About this genetics and ADHD research news
Source: Aarhus University
Contact: Ditte Demontis – Aarhus University
Image: The image is in the public domain
Original Research: Open access. “Risk variants and polygenic architecture of disruptive behavior disorders in the context of attention-deficit/hyperactivity disorder” by Ditte Demontis, Raymond K. Walters, Veera M. Rajagopal, Irwin D. Waldman, Jakob Grove, Thomas D. Als, Søren Dalsgaard, Marta Ribasés, Jonas Bybjerg-Grauholm, Maria Bækvad-Hansen, Thomas Werge, Merete Nordentoft, Ole Mors, Preben Bo Mortensen, ADHD Working Group of the Psychiatric Genomics Consortium (PGC), Bru Cormand, David M. Hougaard, Benjamin M. Neale, Barbara Franke, Stephen V. Faraone & Anders D. Børglu.
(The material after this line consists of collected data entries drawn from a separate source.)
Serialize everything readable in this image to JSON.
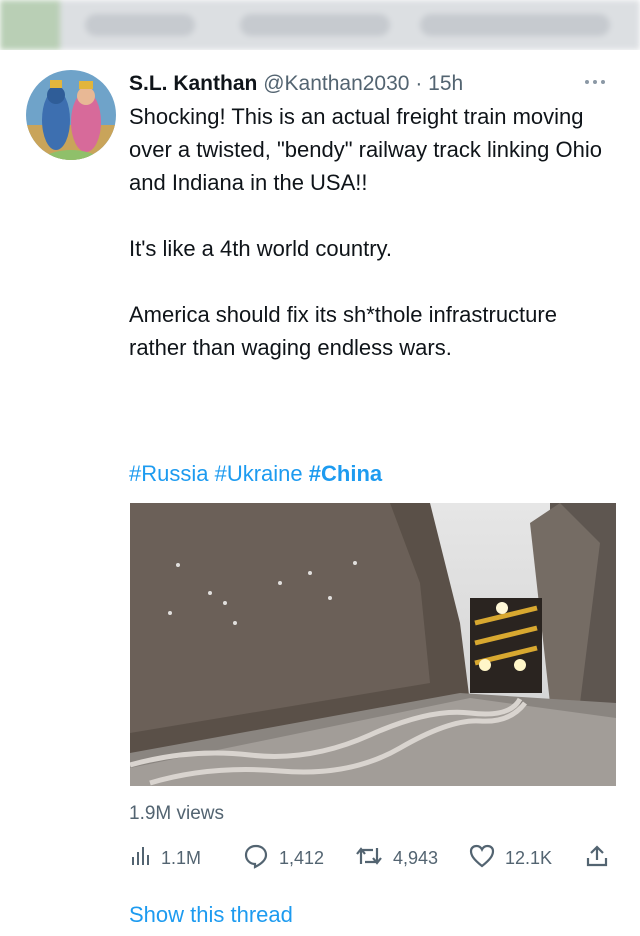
{
  "tweet": {
    "author_name": "S.L. Kanthan",
    "handle": "@Kanthan2030",
    "separator": "·",
    "time": "15h",
    "more_icon": "more-icon",
    "text_lines": [
      "Shocking! This is an actual freight train moving over a twisted, \"bendy\" railway track linking Ohio and Indiana in the USA!!",
      "It's like a 4th world country.",
      "America should fix its sh*thole infrastructure rather than waging endless wars."
    ],
    "hashtags": [
      "#Russia",
      "#Ukraine",
      "#China"
    ],
    "views": "1.9M views",
    "actions": {
      "analytics": "1.1M",
      "replies": "1,412",
      "retweets": "4,943",
      "likes": "12.1K"
    },
    "show_thread": "Show this thread"
  },
  "colors": {
    "link": "#1d9bf0",
    "secondary_text": "#536471",
    "primary_text": "#0f1419"
  }
}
Nature Communications
Abstract (summary)
Risk variants and polygenic architecture of disruptive behavior disorders in the context of attention-deficit/hyperactivity disorder
Attention-Deficit/Hyperactivity Disorder (ADHD) frequently occurs with disruptive behaviour disorders (DBDs). This GWAS meta-analysis of ADHD comorbid with DBDs (3,802 cases and 31,305 controls) identified three genome-wide significant loci on chromosomes 1, 7, and 11. A meta-analysis including a Chinese cohort supports the chromosome 11 locus as a trans-ancestry risk signal (rs7118422, P = 3.15×10−10, OR = 1.17). The study reports higher SNP heritability for ADHD+DBDs (h2SNP = 0.34) compared with ADHD without DBDs (h2SNP = 0.20), strong genetic correlations with aggression and antisocial behaviour, and an increased polygenic burden of variants associated with both ADHD and aggression in the comorbid group. These results suggest an elevated load of common risk variants in ADHD+DBDs, partly driven by variants related to aggressive behaviour.